The OpenFlow specification developed at Stanford is leading the charge, gaining support in products from Hewlett-Packard, IBM, NEC and and a handful of startups. But some say it is just one approach to creating a software defined network.

The trend could be disruptive for established companies such as Cisco Systems that have deep investments in systems and chips geared to handle today’s protocols.

In an effort to get ahead of the curve, Cisco recently announced a broad initiative called Open Network Environment that it says goes beyond OpenFlow. Meanwhile the company also is developing systems for OpenFlow as part of an internal startup called Insieme, according to a New York Times report.

“In short, Cisco is planning on offering multiple approaches to program networks across its portfolio,” said Nick Lippis, a network analyst, writing for a GigaOM Pro report.

Meanwhile at Stanford, TI and others are collaborating on “a paper design of an OpenFlow optimized switch fabric,” said Martin Izzard, director of systems and applications research at TI.

The project, expected to run through the end of the year, aims to define in silicon “a classification pipeline variable in length and able to look at different kinds of labels or tags,” said Izzard.

The packet lookup and classification techniques in an OpenFlow switch are expected to be relatively generic so they can be flexibly configured as needed by network managers. Indeed, engineers are hammering out a high-level applications programming interface for routers and switches as the next big step in the evolution of the OpenFlow specification.

The goal of OpenFlow is to let end users program network systems using servers as controllers.
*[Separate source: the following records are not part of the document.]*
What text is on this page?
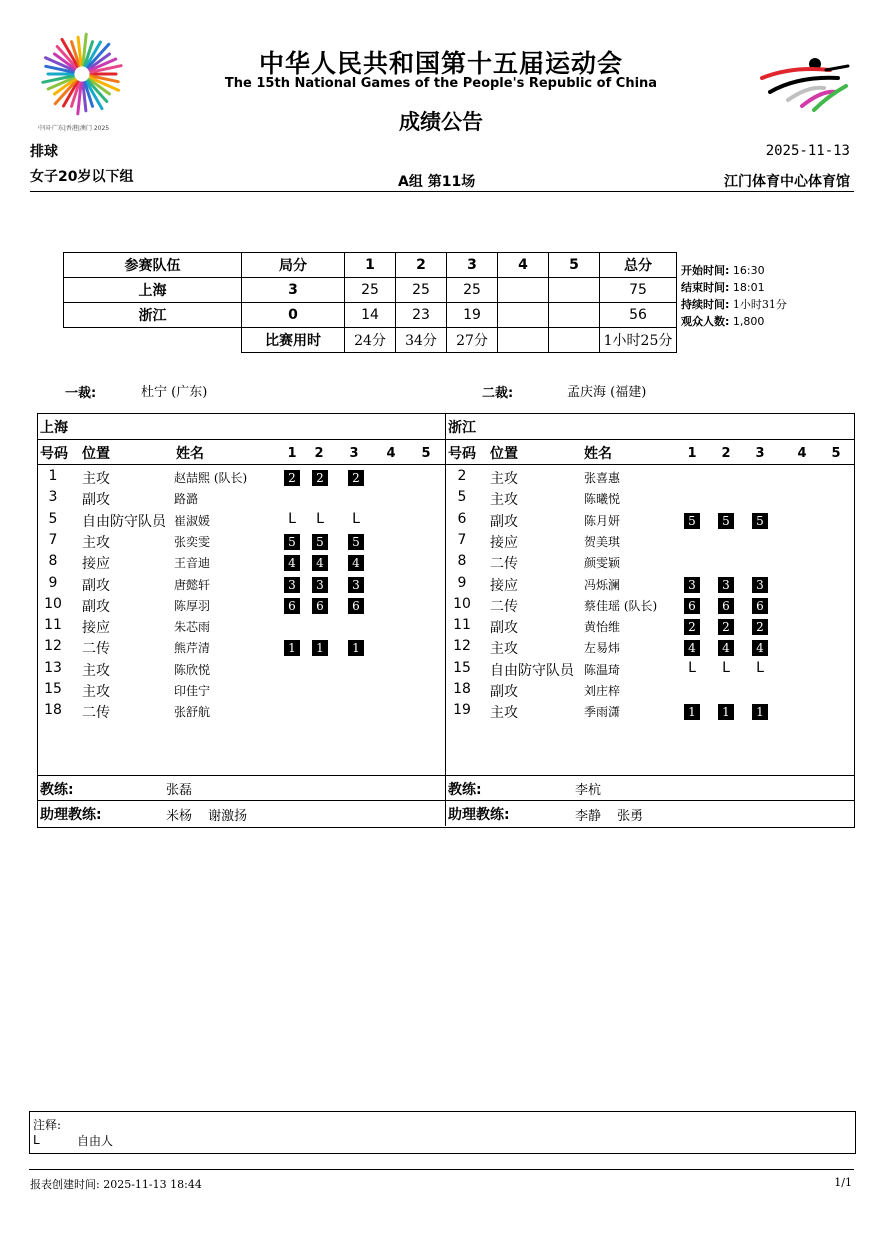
中国·广东|香港|澳门 2025
中华人民共和国第十五届运动会
The 15th National Games of the People's Republic of China
成绩公告
排球	2025-11-13
女子20岁以下组	A组 第11场	江门体育中心体育馆
参赛队伍	局分	1	2	3	4	5	总分
上海	3	25	25	25			75
浙江	0	14	23	19			56
	比赛用时	24分	34分	27分			1小时25分
开始时间: 16:30
结束时间: 18:01
持续时间: 1小时31分
观众人数: 1,800
一裁:	杜宁 (广东)	二裁:	孟庆海 (福建)
上海	浙江
号码 位置	姓名	1	2	3	4	5	号码 位置	姓名	1	2	3	4	5
1	主攻	赵喆熙 (队长)	2	2	2
3	副攻	路潞
5	自由防守队员 崔淑媛	L L L
7	主攻	张奕雯	5	5	5
8	接应	王音迪	4	4	4
9	副攻	唐懿轩	3	3	3
10 副攻	陈厚羽	6	6	6
11 接应	朱芯雨
12 二传	熊芹清	1	1	1
13 主攻	陈欣悦
15 主攻	印佳宁
18 二传	张舒航
2	主攻	张喜惠
5	主攻	陈曦悦
6	副攻	陈月妍	5	5	5
7	接应	贺美琪
8	二传	颜雯颖
9	接应	冯烁澜	3	3	3
10 二传	蔡佳瑶 (队长)	6	6	6
11 副攻	黄怡维	2	2	2
12 主攻	左易炜	4	4	4
15 自由防守队员 陈温琦	L L L
18 副攻	刘庄梓
19 主攻	季雨潇	1	1	1
教练:	张磊
助理教练:	米杨 谢激扬
教练:	李杭
助理教练:	李静 张勇
注释:
L	自由人
报表创建时间: 2025-11-13 18:44	1/1
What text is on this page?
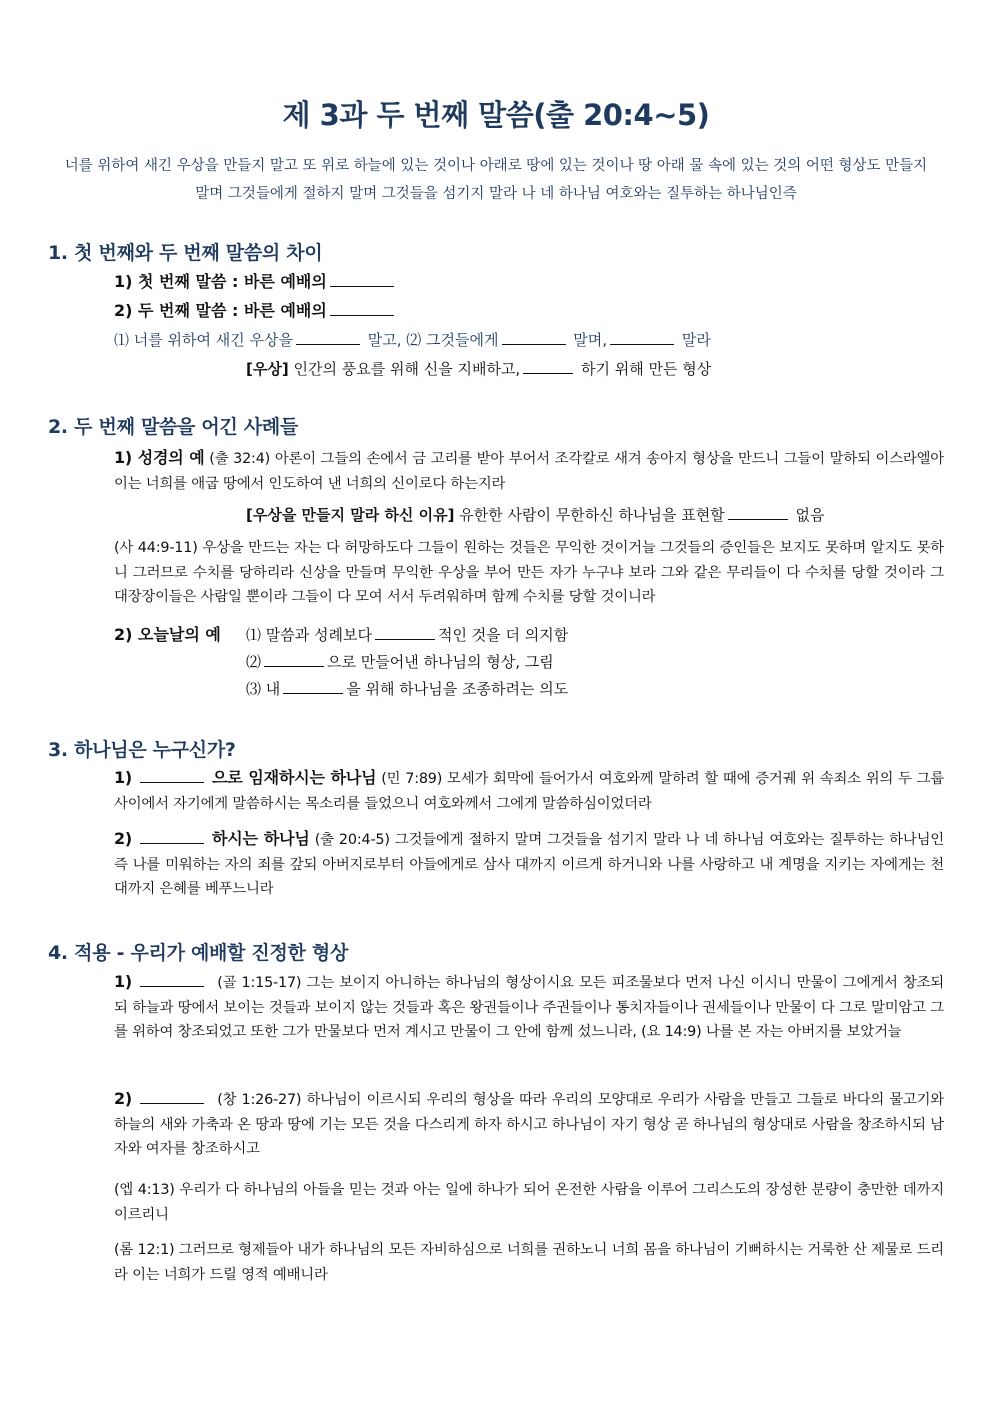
제 3과 두 번째 말씀(출 20:4~5)
너를 위하여 새긴 우상을 만들지 말고 또 위로 하늘에 있는 것이나 아래로 땅에 있는 것이나 땅 아래 물 속에 있는 것의 어떤 형상도 만들지
말며 그것들에게 절하지 말며 그것들을 섬기지 말라 나 네 하나님 여호와는 질투하는 하나님인즉
1. 첫 번째와 두 번째 말씀의 차이
1) 첫 번째 말씀 : 바른 예배의
2) 두 번째 말씀 : 바른 예배의
⑴ 너를 위하여 새긴 우상을	말고, ⑵ 그것들에게	말며,	말라
[우상] 인간의 풍요를 위해 신을 지배하고,	하기 위해 만든 형상
2. 두 번째 말씀을 어긴 사례들
1) 성경의 예 (출 32:4) 아론이 그들의 손에서 금 고리를 받아 부어서 조각칼로 새겨 송아지 형상을 만드니 그들이 말하되 이스라엘아 이는 너희를 애굽 땅에서 인도하여 낸 너희의 신이로다 하는지라
[우상을 만들지 말라 하신 이유] 유한한 사람이 무한하신 하나님을 표현할	없음
(사 44:9-11) 우상을 만드는 자는 다 허망하도다 그들이 원하는 것들은 무익한 것이거늘 그것들의 증인들은 보지도 못하며 알지도 못하니 그러므로 수치를 당하리라 신상을 만들며 무익한 우상을 부어 만든 자가 누구냐 보라 그와 같은 무리들이 다 수치를 당할 것이라 그 대장장이들은 사람일 뿐이라 그들이 다 모여 서서 두려워하며 함께 수치를 당할 것이니라
2) 오늘날의 예 ⑴ 말씀과 성례보다	적인 것을 더 의지함
⑵	으로 만들어낸 하나님의 형상, 그림
⑶ 내	을 위해 하나님을 조종하려는 의도
3. 하나님은 누구신가?
1)	으로 임재하시는 하나님 (민 7:89) 모세가 회막에 들어가서 여호와께 말하려 할 때에 증거궤 위 속죄소 위의 두 그룹 사이에서 자기에게 말씀하시는 목소리를 들었으니 여호와께서 그에게 말씀하심이었더라
2)	하시는 하나님 (출 20:4-5) 그것들에게 절하지 말며 그것들을 섬기지 말라 나 네 하나님 여호와는 질투하는 하나님인즉 나를 미워하는 자의 죄를 갚되 아버지로부터 아들에게로 삼사 대까지 이르게 하거니와 나를 사랑하고 내 계명을 지키는 자에게는 천 대까지 은혜를 베푸느니라
4. 적용 - 우리가 예배할 진정한 형상
1)	(골 1:15-17) 그는 보이지 아니하는 하나님의 형상이시요 모든 피조물보다 먼저 나신 이시니 만물이 그에게서 창조되되 하늘과 땅에서 보이는 것들과 보이지 않는 것들과 혹은 왕권들이나 주권들이나 통치자들이나 권세들이나 만물이 다 그로 말미암고 그를 위하여 창조되었고 또한 그가 만물보다 먼저 계시고 만물이 그 안에 함께 섰느니라, (요 14:9) 나를 본 자는 아버지를 보았거늘
2)	(창 1:26-27) 하나님이 이르시되 우리의 형상을 따라 우리의 모양대로 우리가 사람을 만들고 그들로 바다의 물고기와 하늘의 새와 가축과 온 땅과 땅에 기는 모든 것을 다스리게 하자 하시고 하나님이 자기 형상 곧 하나님의 형상대로 사람을 창조하시되 남자와 여자를 창조하시고
(엡 4:13) 우리가 다 하나님의 아들을 믿는 것과 아는 일에 하나가 되어 온전한 사람을 이루어 그리스도의 장성한 분량이 충만한 데까지 이르리니
(롬 12:1) 그러므로 형제들아 내가 하나님의 모든 자비하심으로 너희를 권하노니 너희 몸을 하나님이 기뻐하시는 거룩한 산 제물로 드리라 이는 너희가 드릴 영적 예배니라
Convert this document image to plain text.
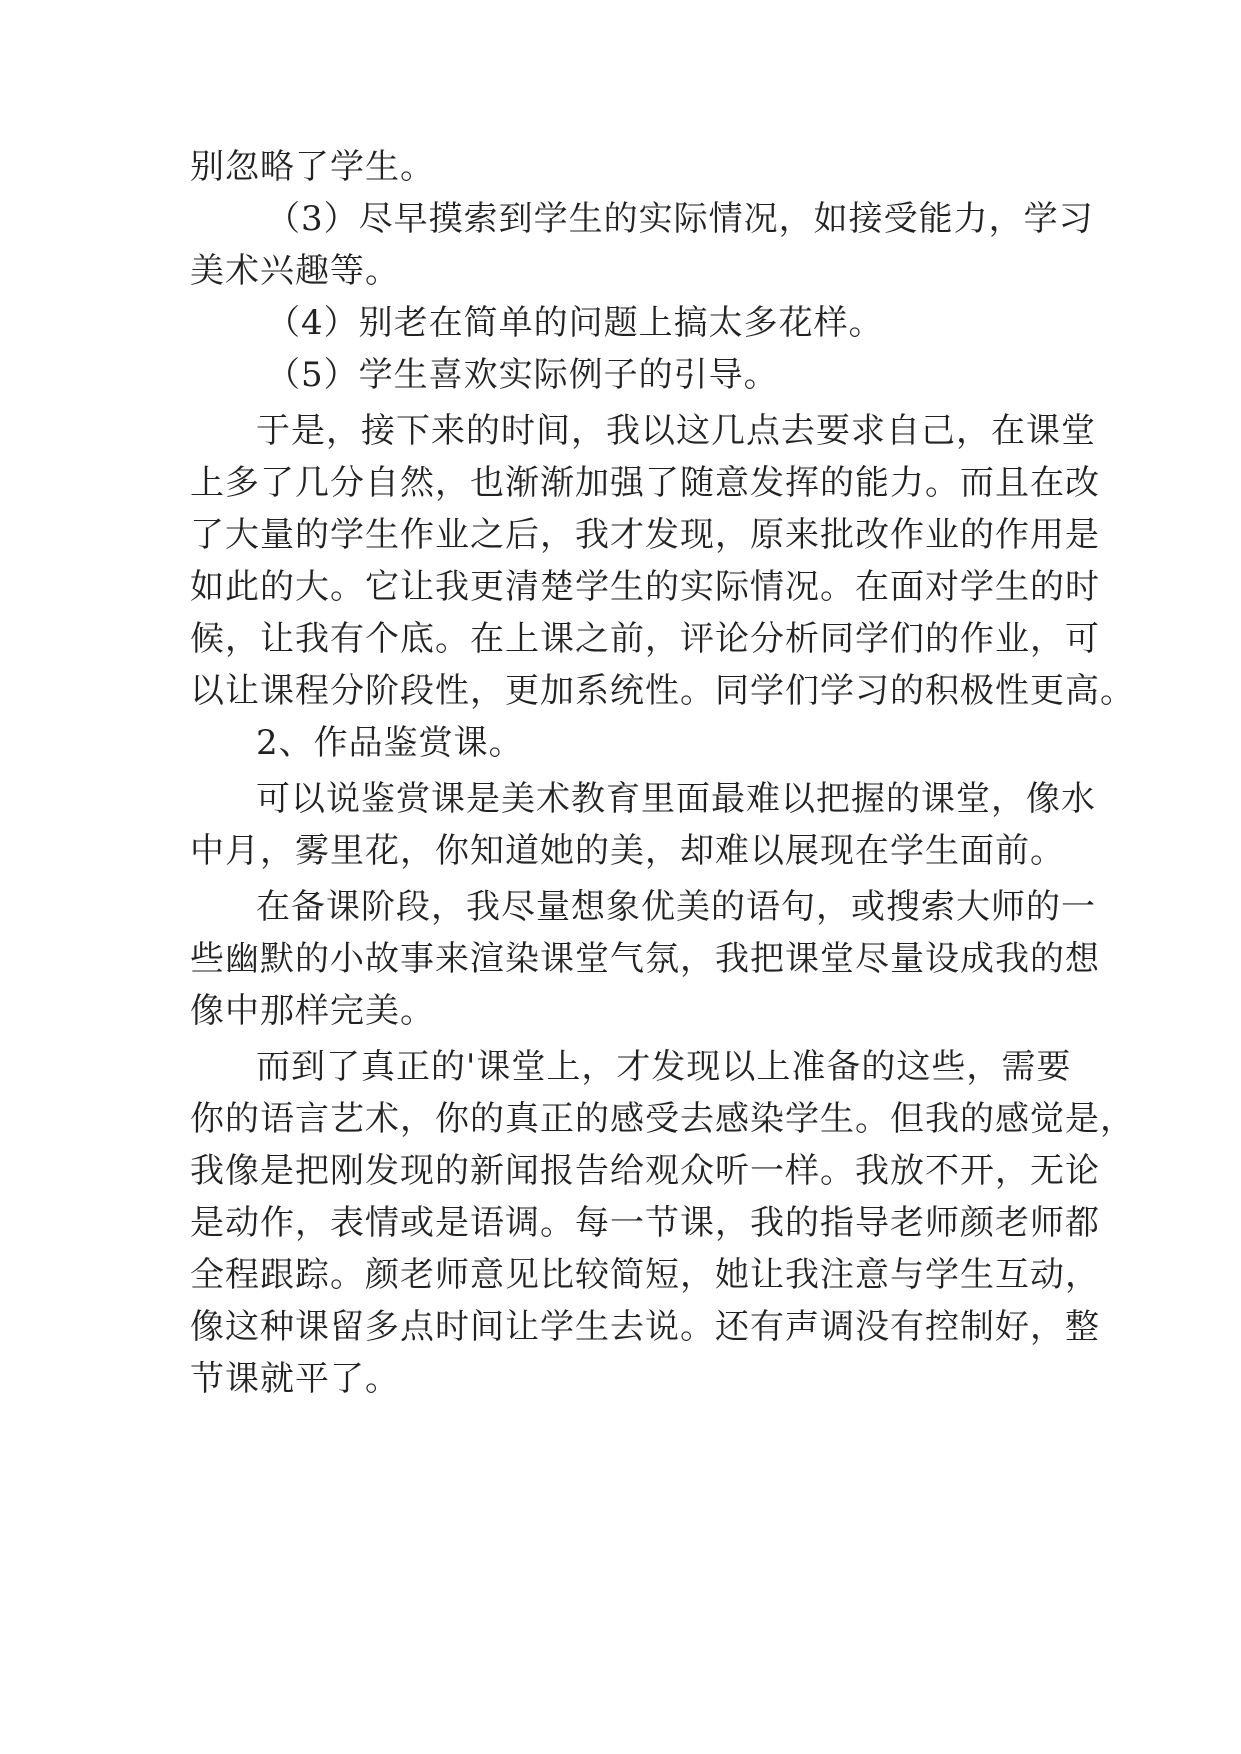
别忽略了学生。
（3）尽早摸索到学生的实际情况，如接受能力，学习
美术兴趣等。
（4）别老在简单的问题上搞太多花样。
（5）学生喜欢实际例子的引导。
于是，接下来的时间，我以这几点去要求自己，在课堂
上多了几分自然，也渐渐加强了随意发挥的能力。而且在改
了大量的学生作业之后，我才发现，原来批改作业的作用是
如此的大。它让我更清楚学生的实际情况。在面对学生的时
候，让我有个底。在上课之前，评论分析同学们的作业，可
以让课程分阶段性，更加系统性。同学们学习的积极性更高。
2、作品鉴赏课。
可以说鉴赏课是美术教育里面最难以把握的课堂，像水
中月，雾里花，你知道她的美，却难以展现在学生面前。
在备课阶段，我尽量想象优美的语句，或搜索大师的一
些幽默的小故事来渲染课堂气氛，我把课堂尽量设成我的想
像中那样完美。
而到了真正的'课堂上，才发现以上准备的这些，需要
你的语言艺术，你的真正的感受去感染学生。但我的感觉是，
我像是把刚发现的新闻报告给观众听一样。我放不开，无论
是动作，表情或是语调。每一节课，我的指导老师颜老师都
全程跟踪。颜老师意见比较简短，她让我注意与学生互动，
像这种课留多点时间让学生去说。还有声调没有控制好，整
节课就平了。
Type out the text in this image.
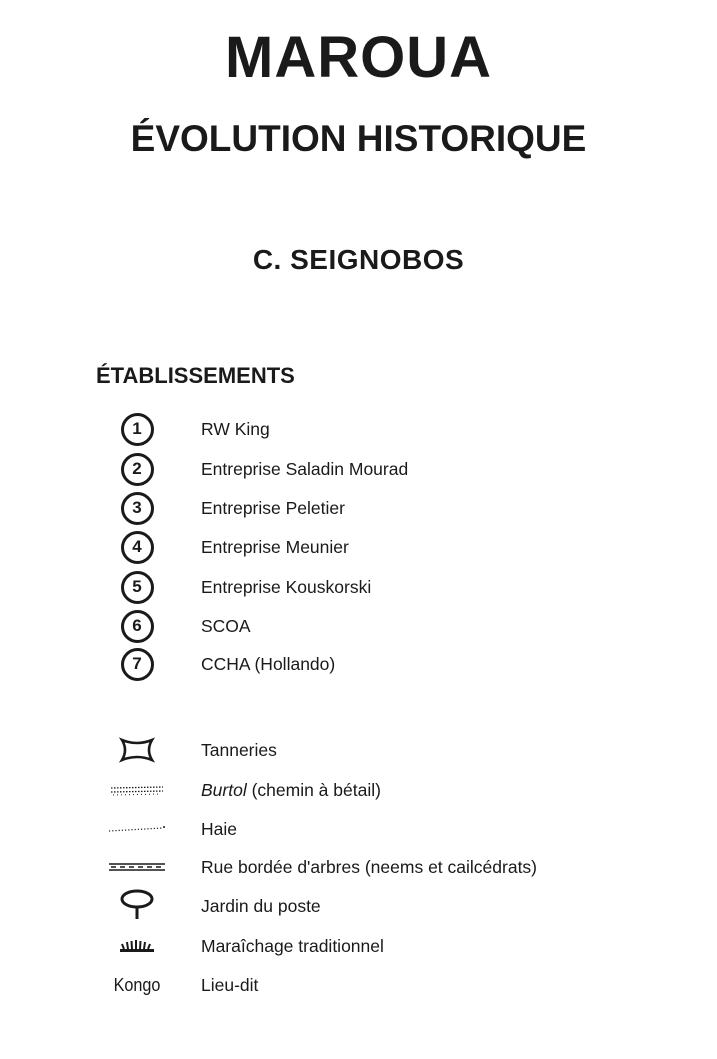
MAROUA
ÉVOLUTION HISTORIQUE
C. SEIGNOBOS
ÉTABLISSEMENTS
1	RW King
2	Entreprise Saladin Mourad
3	Entreprise Peletier
4	Entreprise Meunier
5	Entreprise Kouskorski
6	SCOA
7	CCHA (Hollando)
Tanneries
Burtol (chemin à bétail)
Haie
Rue bordée d'arbres (neems et cailcédrats)
Jardin du poste
Maraîchage traditionnel
Kongo Lieu-dit
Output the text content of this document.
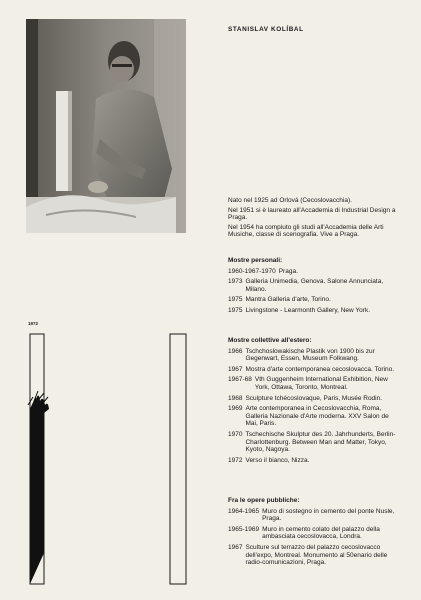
STANISLAV KOLÍBAL

Nato nel 1925 ad Orlová (Cecoslovacchia).

Nel 1951 si è laureato all'Accademia di Industrial Design a Praga.

Nel 1954 ha compiuto gli studi all'Accademia delle Arti Musiche, classe di scenografia. Vive a Praga.

Mostre personali:
1960-1967-1970 Praga.
1973 Galleria Unimedia, Genova. Salone Annunciata, Milano.
1975 Mantra Galleria d'arte, Torino.
1975 Livingstone - Learmonth Gallery, New York.
Mostre collettive all'estero:
1966 Tschchoslowakische Plastik von 1900 bis zur Gegenwart, Essen, Museum Folkwang.
1967 Mostra d'arte contemporanea cecoslovacca. Torino.
1967-68 Vth Guggenheim International Exhibition, New York, Ottawa, Toronto, Montreal.
1968 Sculpture tchécoslovaque, Paris, Musée Rodin.
1969 Arte contemporanea in Cecoslovacchia, Roma, Galleria Nazionale d'Arte moderna. XXV Salon de Mai, Paris.
1970 Tschechische Skulptur des 20. Jahrhunderts, Berlin-Charlottenburg. Between Man and Matter, Tokyo, Kyoto, Nagoya.
1972 Verso il bianco, Nizza.
Fra le opere pubbliche:
1964-1965 Muro di sostegno in cemento del ponte Nusle, Praga.
1965-1969 Muro in cemento colato del palazzo della ambasciata cecoslovacca, Londra.
1967 Sculture sul terrazzo del palazzo cecoslovacco dell'expo, Montreal. Monumento al 50enario delle radio-comunicazioni, Praga.
1972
However, the switches and routers will still require some embedded processing to interpret the APIs and carry out their jobs.

“My gut feel is the [OpenFlow] machines will be more efficient than ones that have to serve a large number of protocols,” said Izzard. “These boxes could be software configured for different protocols and topologies so they could be less power hungry,” he said.

“This is an inflection point in how networks are developed, and that means there’s a chance for markets to change,” Izzard said. “My timeline is this year to understand this market well and see which way it’s going,” he added.

“In data centers there’s a clear case for OpenFlow, but how quickly it moves into the WAN is a big discussion,” he said. “It’s not completely clear if it will move into public networks, but I expect this year it will become clear,” he added.